Department of Radiological Intervention, Shanghai Sixth People's Hospital East Campus Affiliated to Shanghai University of Medicine & Health Science, Shanghai, 201306, China.
Shanghai University of Traditional Chinese Medicine, Shanghai, 201203, China.
J Med Syst. 2019 Aug 14;43(9):306. doi: 10.1007/s10916-019-1429-8.
In order to improve the diagnostic accuracy of colon cancer, a novel classification algorithm based on sub-patch weight color histogram and improved SVM is proposed, which has good approximation ability for complex pathological image. Our proposed algorithm combines wavelet kernel SVM with color histogram to classify pathological image. Firstly, the pathological image is divided into non-overlapping sub-patches, and the features of sub-patch histogram are extracted. Then, the global and local features are fused by the sub-patch weighting algorithm. Then, the RelicfF based forward selection algorithm is used to integrate color features and texture features so as to enhance the characterization capabilities of the tumor cell. Finally, Morlet wavelet kernel-based least squares support vector machine method is adopted to enhance the generalization ability of the model for small sample with non-linear and high-dimensional pattern classification problems. Experimental results show that the proposed pathological diagnostic algorithm can gain higher accuracy compared with existing comparison algorithms.

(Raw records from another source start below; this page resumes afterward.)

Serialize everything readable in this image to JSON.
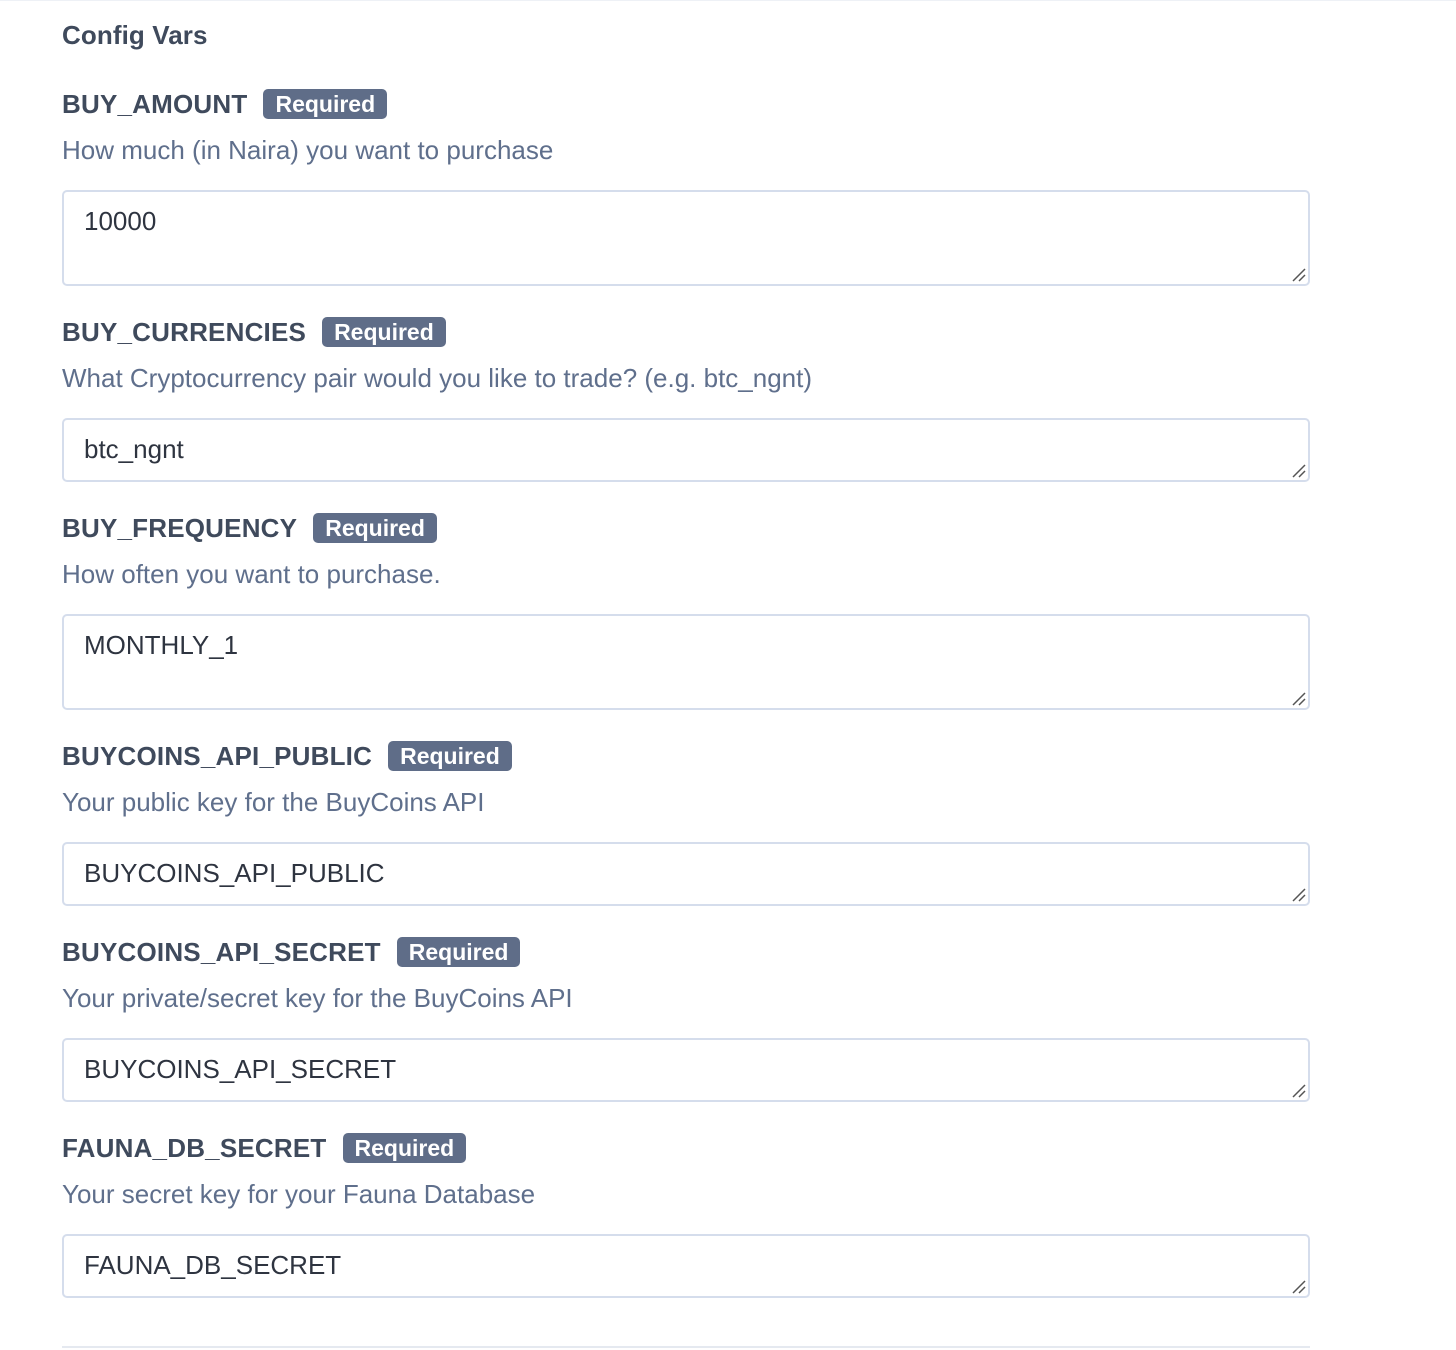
{
  "section": {
    "title": "Config Vars"
  },
  "badge_label": "Required",
  "fields": [
    {
      "name": "BUY_AMOUNT",
      "description": "How much (in Naira) you want to purchase",
      "value": "10000"
    },
    {
      "name": "BUY_CURRENCIES",
      "description": "What Cryptocurrency pair would you like to trade? (e.g. btc_ngnt)",
      "value": "btc_ngnt"
    },
    {
      "name": "BUY_FREQUENCY",
      "description": "How often you want to purchase.",
      "value": "MONTHLY_1"
    },
    {
      "name": "BUYCOINS_API_PUBLIC",
      "description": "Your public key for the BuyCoins API",
      "value": "BUYCOINS_API_PUBLIC"
    },
    {
      "name": "BUYCOINS_API_SECRET",
      "description": "Your private/secret key for the BuyCoins API",
      "value": "BUYCOINS_API_SECRET"
    },
    {
      "name": "FAUNA_DB_SECRET",
      "description": "Your secret key for your Fauna Database",
      "value": "FAUNA_DB_SECRET"
    }
  ],
  "colors": {
    "badge_bg": "#5f6d88",
    "label_text": "#3f4a5c",
    "description_text": "#5f6f8c",
    "input_border": "#d5ddec"
  }
}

为了提高结肠癌的诊断准确率,提出了一种基于子补丁加权颜色直方图和改进 SVM 的新型分类算法,该算法对复杂的病理图像具有良好的逼近能力。我们提出的算法将小波核 SVM 与颜色直方图相结合来对病理图像进行分类。首先,将病理图像分成非重叠的子补丁,并提取子补丁直方图的特征。然后,通过子补丁加权算法融合全局和局部特征。然后,采用基于 ReliefF 的前向选择算法集成颜色特征和纹理特征,以增强肿瘤细胞的表征能力。最后,采用基于 Morlet 小波核的最小二乘支持向量机方法增强模型对非线性、高维模式分类问题的小样本的泛化能力。实验结果表明,与现有的对比算法相比,所提出的病理诊断算法可以获得更高的准确率。